Let #phi_n# be the properly-normalized nth energy eigenfunction of the harmonic oscillator, and let #psi = hatahata^(†)phi_n#. What is #psi# equal to ?

1 Answer
Mar 21, 2018

Consider the harmonic oscillator Hamiltonian...
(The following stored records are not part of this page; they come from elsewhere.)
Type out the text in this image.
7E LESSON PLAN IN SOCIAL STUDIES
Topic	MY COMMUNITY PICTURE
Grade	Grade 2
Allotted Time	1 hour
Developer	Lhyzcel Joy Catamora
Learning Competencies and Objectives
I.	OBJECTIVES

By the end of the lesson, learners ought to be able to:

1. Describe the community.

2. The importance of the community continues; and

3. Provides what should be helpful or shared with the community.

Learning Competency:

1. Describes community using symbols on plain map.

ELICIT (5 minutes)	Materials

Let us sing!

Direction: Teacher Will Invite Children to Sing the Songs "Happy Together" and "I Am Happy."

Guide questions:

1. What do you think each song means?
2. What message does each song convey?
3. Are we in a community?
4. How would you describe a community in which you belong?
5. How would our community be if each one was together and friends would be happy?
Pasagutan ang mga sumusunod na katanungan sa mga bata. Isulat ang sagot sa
#hatH = hatp^2/(2mu) + 1/2muomega^2hatx^2#

#= 1/(2mu) (hatp^2 + mu^2omega^2 hatx^2)#

Now, define the substitution:

#hatx"'" = hatxsqrt(muomega)##" "" "" "##hatp"'" = hatp/sqrt(muomega)#

This gives:

#hatH = 1/(2mu) (hatp"'"^2 cdot muomega + mu^2omega^2 (hatx"'"^2)/(muomega))#

#= omega/2(hatp"'"^2 + hatx"'"^2)#

Next, consider the substitution where:

#hatx"''" = (hatx"'")/sqrt(ℏ)##" "" "" "##hatp"''" = (hatp"'")/sqrt(ℏ)#

so that #[hatx"''", hatp"''"] = hatx"''"hatp"''" - hatp"''"hatx"''" = i#. This gives:

#hatH = omega/2(hatp"''"^2cdotℏ + hatx"''"^2cdotℏ)#

#= 1/2ℏomega(hatp"''"^2 + hatx"''"^2)#

Since #hatp"''"^2# and #hatx"''"^2# can be factored into a product of complex conjugates, define the ladder operators

#hata = (hatx"''" + ihatp"''")/sqrt2##" "" "" "##hata^(†) = (hatx"''" - ihatp"''")/sqrt2#

so that:

#hatahata^(†) = (hatx"''"^2 - ihatx"''"hatp"''" + ihatp"''"hatx"''" + hatp"''"^2)/2#

#= (hatx"''"^2 + hatp"''"^2)/2 + (i[hatp"''", hatx"''"])/2#

Since #-[hatx"''", hatp"''"] = [hatp"''", hatx"''"] = -i#, the rightmost term is #1/2#. By inspection,

#hatH = ℏomega(hatahata^(†) - 1/2)#

It can be shown that #[hata, hata^(†)] = 1#, so

#hatahata^(†) - hata^(†)hata = 1#

#=> hatahata^(†) = 1 + hata^(†)hata#

and so:

#color(green)(hatH = ℏomega(hata^(†)hata + 1/2))#

Here we recognize the form of the energy to be:

#E_n = ℏomega(n + 1/2)#

since it is clear from this form that with

#hatHphi_n = Ephi_n#,

we just have that

#ℏomega(hata^(†)hata + 1/2)phi_n = ℏomega(n + 1/2)phi_n#

Thus, the number operator can be defined as:

#hatN = hata^(†)hata#

whose eigenvalue is the quantum number #n# for that eigenstate.

Hence,

#color(blue)(psi_n = hatahata^(†)phi_n)#

#= (1 + hata^(†)hata)phi_n#

#= (1 + hatN)phi_n#

#= color(blue)((1 + n)phi_n)#